In fact, says Steve Hagenbuckle, managing principal of real estate private equity fund TerraCap Management, homebuilders may be continuing to construct new homes in the hope that a sale at breakeven - or even at a slight loss - will allow them to continue operation.

"We feel that builders need to keep building a minimal amount of product in order to keep the machine running, meaning their companies running," Hagenbuckle told The Journal. "Even if they're selling these new homes at break-even or even a slight loss, they need to do it to have the revenue in order to keep their doors open and pay their staff. That's part of what's really happening."

The upshot: The continued construction in the absence of growing demand could translate into lower profits for homebuilders.

Builders could battle back by building cheaper houses, says Waite, the magazine publisher. Homebuilders operate on the so-called "33% rule," which dictates that the land a house is built on must cost less than 33% of the retail price of the finished home's sale price. Adding another 33% for construction and a margin of 33% or more attains that retail price.

In this economy where burned consumers are wising up, the cost of ownership of a home beyond its price may come back to haunt builders who had been constructing homes on cheaper lots in more distant locales - a living situation known in industry parlance as the "far-burbs." 

This allows the builder to build a cheaper house and meet the apparent pricing sweet spot," Waite said.

As housing prices soared during the uphill side of the U.S. housing bubble, prospective homeowners often opted for cheaper houses in those more-distant communities - accepting the longer and costlier commute in return for a still-affordable large house, or a lower mortgage payment. But when housing prices swooned - and then plunged - these homes became less attractive to new buyers.

And as the economic slump turned into an actual recession, and job cuts turned many two-income households into single-income families, those commutes became too expensive to afford.

Often, the mortgages became too expensive, too.

The rise in May housing starts for single-family homes, which grew 7.5% to a rate of 401,000, could result in additional unsold homes for builders, according to JPMorgan Chase & Co. (NYSE: JPM) analyst Daniel Oppenheim, who called the gain a "modest negative from a supply standpoint."

Even far-burb houses built on the distant locale "cheap-dirt" lots may go unsold, as the housing market in many areas continues to stagnate. Factors such as rising energy costs-particularly natural gas, which jumped 13.9% in May-could keep homebuyers on the sidelines as they balance their recession-riddled budgets.

One potential wild card is the real estate investor, who buys homes in order to rent them out. For consumers whose poor credit, strained budgets or ebbing cash flow keeps them from qualifying for a mortgage, even renting a far-burbs house is a sound second-tier option to an apartment. And for builders, selling to a real-estate investor is almost as good as selling to the actual tenant.
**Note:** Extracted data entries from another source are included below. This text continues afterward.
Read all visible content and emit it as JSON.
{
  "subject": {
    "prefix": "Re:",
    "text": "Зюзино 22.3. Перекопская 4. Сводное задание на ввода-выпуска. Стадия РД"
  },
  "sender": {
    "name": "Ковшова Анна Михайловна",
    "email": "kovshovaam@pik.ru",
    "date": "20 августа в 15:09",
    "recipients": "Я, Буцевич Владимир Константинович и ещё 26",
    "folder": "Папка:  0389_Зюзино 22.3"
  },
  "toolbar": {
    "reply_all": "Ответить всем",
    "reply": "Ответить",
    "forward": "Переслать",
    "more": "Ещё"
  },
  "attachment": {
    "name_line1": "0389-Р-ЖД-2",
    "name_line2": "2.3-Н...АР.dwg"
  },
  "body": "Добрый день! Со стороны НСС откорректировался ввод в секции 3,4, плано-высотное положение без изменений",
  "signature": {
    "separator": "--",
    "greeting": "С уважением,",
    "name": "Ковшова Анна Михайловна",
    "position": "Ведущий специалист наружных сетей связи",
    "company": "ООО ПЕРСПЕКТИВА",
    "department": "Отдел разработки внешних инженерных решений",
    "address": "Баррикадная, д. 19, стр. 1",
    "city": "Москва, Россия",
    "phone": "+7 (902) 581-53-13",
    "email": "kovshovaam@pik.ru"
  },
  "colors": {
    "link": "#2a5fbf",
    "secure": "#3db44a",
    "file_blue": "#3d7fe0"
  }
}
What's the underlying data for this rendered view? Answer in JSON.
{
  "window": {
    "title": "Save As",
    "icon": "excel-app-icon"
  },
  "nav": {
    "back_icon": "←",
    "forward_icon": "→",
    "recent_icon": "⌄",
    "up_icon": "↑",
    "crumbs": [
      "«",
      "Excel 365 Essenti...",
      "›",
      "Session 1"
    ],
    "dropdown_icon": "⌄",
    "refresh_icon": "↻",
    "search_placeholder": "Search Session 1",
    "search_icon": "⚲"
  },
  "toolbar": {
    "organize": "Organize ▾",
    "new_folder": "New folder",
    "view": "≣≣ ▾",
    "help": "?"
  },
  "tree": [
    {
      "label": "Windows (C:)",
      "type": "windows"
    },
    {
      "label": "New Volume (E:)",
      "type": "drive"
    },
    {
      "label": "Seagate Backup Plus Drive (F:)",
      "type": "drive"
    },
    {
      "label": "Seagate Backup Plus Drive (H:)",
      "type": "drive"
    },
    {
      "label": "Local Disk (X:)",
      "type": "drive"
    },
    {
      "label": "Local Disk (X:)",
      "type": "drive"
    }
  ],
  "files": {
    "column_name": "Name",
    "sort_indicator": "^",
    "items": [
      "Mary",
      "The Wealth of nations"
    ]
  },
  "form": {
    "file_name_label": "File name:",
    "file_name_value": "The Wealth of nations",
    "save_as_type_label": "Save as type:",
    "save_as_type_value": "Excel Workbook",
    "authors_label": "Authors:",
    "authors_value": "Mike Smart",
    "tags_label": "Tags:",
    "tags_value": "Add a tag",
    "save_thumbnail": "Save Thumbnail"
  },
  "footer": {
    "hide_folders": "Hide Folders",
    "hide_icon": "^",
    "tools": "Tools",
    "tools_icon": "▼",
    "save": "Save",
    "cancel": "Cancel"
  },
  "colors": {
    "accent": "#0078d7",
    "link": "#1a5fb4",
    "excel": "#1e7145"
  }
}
"The new house market is separate from the resale house market," said Waite. "The question is, are they rentable to the folks that have just lost their homes because of fragile budgets partially brought about by energy and lifestyle costs of an extended commute?"

There are rays of hope in the housing market, due in part to the aforementioned fact that starts are significantly down year-on-year. Inventories in major cities in the western United States are shrinking, Money Morning reported earlier this month.